Nathalie Schneitter kann das Zögern des Verbandes nicht verstehen. «Das E-Bike ist ein grosses Thema mit einem riesigen Markt, aber E-Racing noch nicht. Ich finde es schade, dass sich der Verband in diesem Bereich nicht engagiert, denn das E-Bike ist eine grosse Chance, neue Leute für den Radsport zu begeistern.»

Die Software hat einen grossen Einfluss

Wie wichtig ist das Material beim E-Mountainbike aus Sicht einer Athletin? «Ich muss gleich viel Power haben wie beim Mountainbike und mein Puls geht beim E-Bike-Rennen genauso in die Höhe. Aber die Fahrtechnik ist noch wichtiger, denn das E-Mountainbike ist mehr als doppelt so schwer. Es ist eine andere Art, zu fahren. Das Vorderrad über eine Schwelle zu heben, braucht viel mehr Kraft. Erst danach hilft der Motor, über das Hindernis zu kommen. Man hat dann wie einen Teampartner.»

Nathalie Schneitter findet, dass die Software zur Steuerung des Motors viel wichtiger sei als die maximale Leistung. «Zu viel Schub lässt das Hinterrad durchdrehen. Das ist kontraproduktiv. Die Dosierung der Leistung ist entscheidend. Deshalb sind auch verschiedene Hersteller absolut konkurrenzfähig. Das Können und die Taktik der Rennfahrer werden diese Rennen entscheiden, nicht die Leistung der Motoren oder Batterien.»

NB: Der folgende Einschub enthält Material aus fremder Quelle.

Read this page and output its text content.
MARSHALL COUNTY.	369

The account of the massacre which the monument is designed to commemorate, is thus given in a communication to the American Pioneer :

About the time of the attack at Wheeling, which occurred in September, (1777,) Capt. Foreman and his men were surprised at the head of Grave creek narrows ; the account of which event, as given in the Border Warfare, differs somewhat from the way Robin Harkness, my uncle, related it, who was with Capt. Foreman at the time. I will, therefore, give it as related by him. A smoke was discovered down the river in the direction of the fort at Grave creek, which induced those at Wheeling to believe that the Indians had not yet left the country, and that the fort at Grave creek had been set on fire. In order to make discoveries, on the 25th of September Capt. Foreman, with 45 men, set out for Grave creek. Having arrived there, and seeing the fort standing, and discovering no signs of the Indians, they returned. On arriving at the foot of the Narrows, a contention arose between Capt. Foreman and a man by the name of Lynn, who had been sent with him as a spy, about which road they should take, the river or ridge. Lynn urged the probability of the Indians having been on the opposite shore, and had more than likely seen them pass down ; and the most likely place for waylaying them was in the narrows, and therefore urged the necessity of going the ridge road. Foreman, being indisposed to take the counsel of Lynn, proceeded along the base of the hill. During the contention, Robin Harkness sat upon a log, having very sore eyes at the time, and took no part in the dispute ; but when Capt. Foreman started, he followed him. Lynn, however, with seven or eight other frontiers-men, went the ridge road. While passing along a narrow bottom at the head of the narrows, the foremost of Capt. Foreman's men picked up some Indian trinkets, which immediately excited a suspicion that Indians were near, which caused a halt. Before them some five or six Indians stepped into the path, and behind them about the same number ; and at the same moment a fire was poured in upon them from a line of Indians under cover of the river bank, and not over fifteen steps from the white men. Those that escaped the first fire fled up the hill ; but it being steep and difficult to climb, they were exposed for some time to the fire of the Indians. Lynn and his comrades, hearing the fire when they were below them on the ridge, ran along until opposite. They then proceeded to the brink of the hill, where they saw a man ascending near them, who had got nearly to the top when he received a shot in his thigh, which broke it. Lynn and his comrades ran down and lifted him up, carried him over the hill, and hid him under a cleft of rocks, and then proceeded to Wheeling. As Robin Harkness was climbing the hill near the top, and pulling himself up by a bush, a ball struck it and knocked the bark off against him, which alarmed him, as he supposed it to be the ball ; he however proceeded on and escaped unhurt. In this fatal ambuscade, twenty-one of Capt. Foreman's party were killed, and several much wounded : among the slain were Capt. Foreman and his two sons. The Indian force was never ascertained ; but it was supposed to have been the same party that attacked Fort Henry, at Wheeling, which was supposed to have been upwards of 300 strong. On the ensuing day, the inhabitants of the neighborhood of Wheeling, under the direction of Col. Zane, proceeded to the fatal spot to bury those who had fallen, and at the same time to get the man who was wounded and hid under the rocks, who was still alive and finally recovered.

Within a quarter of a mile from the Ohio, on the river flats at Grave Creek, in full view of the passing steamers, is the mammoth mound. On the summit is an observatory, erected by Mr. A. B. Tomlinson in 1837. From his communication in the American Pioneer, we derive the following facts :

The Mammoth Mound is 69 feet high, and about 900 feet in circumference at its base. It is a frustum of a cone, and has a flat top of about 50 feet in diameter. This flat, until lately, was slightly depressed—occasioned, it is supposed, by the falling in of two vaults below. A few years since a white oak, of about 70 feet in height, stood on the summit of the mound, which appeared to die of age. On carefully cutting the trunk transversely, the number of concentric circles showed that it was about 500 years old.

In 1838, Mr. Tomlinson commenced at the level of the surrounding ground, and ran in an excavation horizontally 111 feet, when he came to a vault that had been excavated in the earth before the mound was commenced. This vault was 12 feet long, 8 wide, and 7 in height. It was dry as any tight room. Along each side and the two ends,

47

An der WM sind E-Bikes zugelassen, die bis maximal 25 Stundenkilometern Unterstützung leisten. Gefahren wird im Cross-Country-Format, die Streckenlänge beläuft sich auf 5,6 Kilometer. «Schnelle Flachstellen machen ganz einfach keinen Sinn», sagt Schneitter. «Was man mit einem E-Bike befahren kann, sind steilere, längere und technisch schwierige Aufstiege. Deshalb muss die Charakteristik der Strecke deutlich anders sein.» Und damit die Ausdauer der Batterie nicht entscheidend wird, werden die E-Bike-Rennen mit maximal 75 Minuten eher kurz ausgelegt.

Wer am 28. August am Start stehen wird und wer eine Chance auf den ersten WMTitel in der Sparte E-Mountainbike gewinnen wird, das könne sie nicht einschätzen. «Es gibt irgendwie noch keinen Massstab, ich lasse mich überraschen», sagt Nathalie Schneitter. «Ich möchte erleben, was da passiert, und Teil dieser spannenden Entwicklung sein.»